Si sono svolte in questi due giorni, 16 e 17 ottobre, le due giornate dedicate a Monsignor Roberto Calai, munifico benefattore di Gualdo Tadino, tanto da meritarsi il titolo di “padre dei poveri e angelo tutelare della città”, così come ci ha ricordato, in rappresentanza della famiglia, il suo discendente Giovanni Fé Calai nel convegno tenutosi stamattina presso il teatro Don Bosco, simbolo anch’esso della sua attività benefica, sempre proiettata a migliorare la vita dei suoi concittadini.
L’evento, presieduto dal professor Antonio Pieretti, ha visto avvicendarsi, dopo l’apertura del sindaco Massimiliano Presciutti e del presidente dell’associazione “Educare alla Vita Buona” Umberto Balloni, le introduzioni storiche, e sociologiche, del professor Mario Tosti e del professor Giancarlo Pellegrini, che hanno accompagnato l’uditorio descrivendo l’ambito nel quale si dovette inserire la figura del Monsignor Calai; la Chiesa e la “traversata del deserto” negli anni a cavallo tra la Rivoluzione Francese e l’Unità d’Italia, la crisi della famiglia in seguito alla veloce industrializzazione, il rifiuto del concetto di “trono – altare”, nel generale quadro sociale che si succedette all’emanazione dell’enciclica Rerum Novarum il 15 maggio del 1891, da parte di Papa Leone XIII.

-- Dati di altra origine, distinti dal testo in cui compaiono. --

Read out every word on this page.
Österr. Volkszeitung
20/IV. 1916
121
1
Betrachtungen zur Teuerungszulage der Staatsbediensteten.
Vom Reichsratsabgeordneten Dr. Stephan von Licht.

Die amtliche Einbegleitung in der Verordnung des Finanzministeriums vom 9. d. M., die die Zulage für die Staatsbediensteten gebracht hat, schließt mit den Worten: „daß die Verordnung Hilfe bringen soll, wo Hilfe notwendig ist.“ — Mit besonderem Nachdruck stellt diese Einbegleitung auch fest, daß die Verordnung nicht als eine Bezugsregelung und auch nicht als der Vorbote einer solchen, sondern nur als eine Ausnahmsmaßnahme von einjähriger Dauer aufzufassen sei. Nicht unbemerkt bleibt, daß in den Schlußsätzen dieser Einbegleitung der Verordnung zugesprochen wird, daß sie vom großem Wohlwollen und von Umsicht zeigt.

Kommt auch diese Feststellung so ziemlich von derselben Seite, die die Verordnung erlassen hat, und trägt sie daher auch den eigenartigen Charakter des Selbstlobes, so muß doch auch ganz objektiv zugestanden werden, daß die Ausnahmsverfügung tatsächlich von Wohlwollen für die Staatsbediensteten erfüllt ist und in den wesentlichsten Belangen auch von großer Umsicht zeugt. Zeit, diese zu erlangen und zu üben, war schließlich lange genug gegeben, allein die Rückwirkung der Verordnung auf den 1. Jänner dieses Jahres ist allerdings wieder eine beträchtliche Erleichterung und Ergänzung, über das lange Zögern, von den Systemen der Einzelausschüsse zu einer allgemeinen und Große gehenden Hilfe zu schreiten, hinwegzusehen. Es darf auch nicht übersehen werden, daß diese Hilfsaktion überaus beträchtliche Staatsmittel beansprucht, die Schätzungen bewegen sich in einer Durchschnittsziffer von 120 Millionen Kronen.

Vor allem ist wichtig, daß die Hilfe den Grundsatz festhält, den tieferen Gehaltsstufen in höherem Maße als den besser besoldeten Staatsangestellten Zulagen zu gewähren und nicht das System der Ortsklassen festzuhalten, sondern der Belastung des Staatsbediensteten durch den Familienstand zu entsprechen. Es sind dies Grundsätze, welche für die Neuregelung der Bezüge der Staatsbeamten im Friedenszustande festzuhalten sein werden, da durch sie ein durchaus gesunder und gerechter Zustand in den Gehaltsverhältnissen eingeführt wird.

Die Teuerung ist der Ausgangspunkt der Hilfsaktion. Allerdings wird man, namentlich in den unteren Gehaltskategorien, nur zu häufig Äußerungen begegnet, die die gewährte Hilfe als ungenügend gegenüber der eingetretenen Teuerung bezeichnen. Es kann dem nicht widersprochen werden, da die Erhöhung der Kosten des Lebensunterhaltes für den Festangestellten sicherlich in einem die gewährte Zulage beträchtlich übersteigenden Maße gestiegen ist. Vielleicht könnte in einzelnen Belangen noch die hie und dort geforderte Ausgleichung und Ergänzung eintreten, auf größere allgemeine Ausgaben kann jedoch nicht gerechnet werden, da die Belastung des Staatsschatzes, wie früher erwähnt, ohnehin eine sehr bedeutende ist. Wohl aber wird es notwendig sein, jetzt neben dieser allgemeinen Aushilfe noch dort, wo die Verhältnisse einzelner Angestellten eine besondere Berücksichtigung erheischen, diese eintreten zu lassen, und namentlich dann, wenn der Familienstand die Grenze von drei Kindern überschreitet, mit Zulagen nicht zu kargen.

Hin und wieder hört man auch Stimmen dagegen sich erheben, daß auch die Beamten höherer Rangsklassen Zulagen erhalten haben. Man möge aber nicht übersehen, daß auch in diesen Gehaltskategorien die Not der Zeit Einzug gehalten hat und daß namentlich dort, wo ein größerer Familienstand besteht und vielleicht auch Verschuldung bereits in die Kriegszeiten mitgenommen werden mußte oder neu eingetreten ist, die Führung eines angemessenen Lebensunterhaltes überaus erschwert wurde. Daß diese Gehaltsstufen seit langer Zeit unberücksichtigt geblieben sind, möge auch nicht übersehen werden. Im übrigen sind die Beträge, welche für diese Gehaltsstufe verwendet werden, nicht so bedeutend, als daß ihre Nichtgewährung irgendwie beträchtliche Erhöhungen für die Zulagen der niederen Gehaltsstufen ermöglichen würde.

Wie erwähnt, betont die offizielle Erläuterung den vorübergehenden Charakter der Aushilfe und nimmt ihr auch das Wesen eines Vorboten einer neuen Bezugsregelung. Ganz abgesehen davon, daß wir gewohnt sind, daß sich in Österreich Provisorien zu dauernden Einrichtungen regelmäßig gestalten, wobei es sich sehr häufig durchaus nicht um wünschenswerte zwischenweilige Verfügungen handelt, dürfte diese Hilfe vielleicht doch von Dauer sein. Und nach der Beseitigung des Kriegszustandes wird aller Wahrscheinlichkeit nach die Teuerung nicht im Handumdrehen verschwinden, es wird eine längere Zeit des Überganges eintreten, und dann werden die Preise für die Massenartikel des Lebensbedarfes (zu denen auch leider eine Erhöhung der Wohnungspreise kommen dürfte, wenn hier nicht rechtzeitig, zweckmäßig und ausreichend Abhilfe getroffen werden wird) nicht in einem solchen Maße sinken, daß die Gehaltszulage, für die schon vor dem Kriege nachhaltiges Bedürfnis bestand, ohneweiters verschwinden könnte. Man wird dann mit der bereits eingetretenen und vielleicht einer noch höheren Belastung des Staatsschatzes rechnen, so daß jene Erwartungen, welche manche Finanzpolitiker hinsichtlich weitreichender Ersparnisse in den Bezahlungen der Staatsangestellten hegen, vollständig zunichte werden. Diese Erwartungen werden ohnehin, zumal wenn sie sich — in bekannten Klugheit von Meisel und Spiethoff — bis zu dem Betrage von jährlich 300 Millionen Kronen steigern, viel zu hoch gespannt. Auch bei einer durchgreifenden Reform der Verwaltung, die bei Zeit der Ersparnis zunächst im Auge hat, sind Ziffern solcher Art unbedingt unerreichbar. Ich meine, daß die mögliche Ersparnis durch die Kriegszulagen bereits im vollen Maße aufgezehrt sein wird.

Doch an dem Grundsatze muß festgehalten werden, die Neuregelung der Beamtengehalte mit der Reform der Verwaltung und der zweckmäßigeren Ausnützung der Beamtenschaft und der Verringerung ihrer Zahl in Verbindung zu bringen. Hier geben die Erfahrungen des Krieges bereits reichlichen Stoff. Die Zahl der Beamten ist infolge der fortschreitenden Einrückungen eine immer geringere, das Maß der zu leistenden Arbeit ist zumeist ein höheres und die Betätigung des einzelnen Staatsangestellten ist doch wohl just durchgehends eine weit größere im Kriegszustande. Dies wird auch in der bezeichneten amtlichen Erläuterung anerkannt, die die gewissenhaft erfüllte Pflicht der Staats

“Nel tutelare le ragioni dei privati, si deve avere un riguardo speciale ai deboli e ai poveri. Il ceto dei ricchi, forte per sé stesso, abbisogna meno della pubblica difesa; le misere plebi, che mancano di sostegno proprio, hanno speciale necessità di trovarlo nel patrocinio dello Stato. Perciò agli operai, che sono nel numero dei deboli e dei bisognosi, lo Stato deve di preferenza rivolgere le cure e le provvidenze sue” (Rerum Novarum, 29). Una concezione completamente nuova per quegli anni, una linea d’azione che non si discosta dall’operato del Monsignor Calai. La secolarizzazione divenne però anche il punto d’incontro tra cattolici e nuove istituzioni; si è così parlato di scuola, di istruzione, di giovani generazioni, verso le quali il benefattore gualdese tanto si spese. L’intervento del direttore dell’Istituto Salesiano “Agnelli” di Torino, Don Claudio Belfiore, ci ha riportato alla mente l’incessante lavoro per portare l’istituto a Gualdo, sfida che Monsignor Calai vinse dopo uno scambio epistolare durato anni, che culminò con la donazione della sua villetta che si stagliava nella zona denominata “Colle del Pincio”, e finalmente la nascita dell’istituto Salesiano Gualdese. Solo uno degli innumerevoli doni alla città, che noi tutti ben conosciamo.
La chiusura di Giovanni Fé Calai, oltre a ricordare le altre opere benefiche e la storia della famiglia, tra le quali spicca l’indimenticabile ospedale, ci ha regalato uno spaccato più intimo dell’uomo che fu, con l’esposizione di alcune lettere videoproiettate, il racconto di Calai in quanto profondamente radicato alle esigenze e alla realtà contingente del suo tempo – e quindi ai bisogni del prossimo – che nottetempo usciva per aiutare i gualdesi di nascosto, così da non farli sentire a disagio. E poi i suoi ultimi anni, contraddistinti dalla non più perfetta condizione fisica, fino all’abbraccio della città intera il giorno della sua dipartita.
L’umanità, per sua intrinseca caratteristica antropologica, oltre la religione, ha bisogno, oggi più che mai, di saggezza, speranza e attenzione verso il prossimo, senza le quali una comunità rimane vuota, le sue esigenze disattese, il suo futuro vuoto. Abbiamo bisogno proprio del passato, non solo per ricordare i grandi uomini, bensì per costruire il nostro futuro.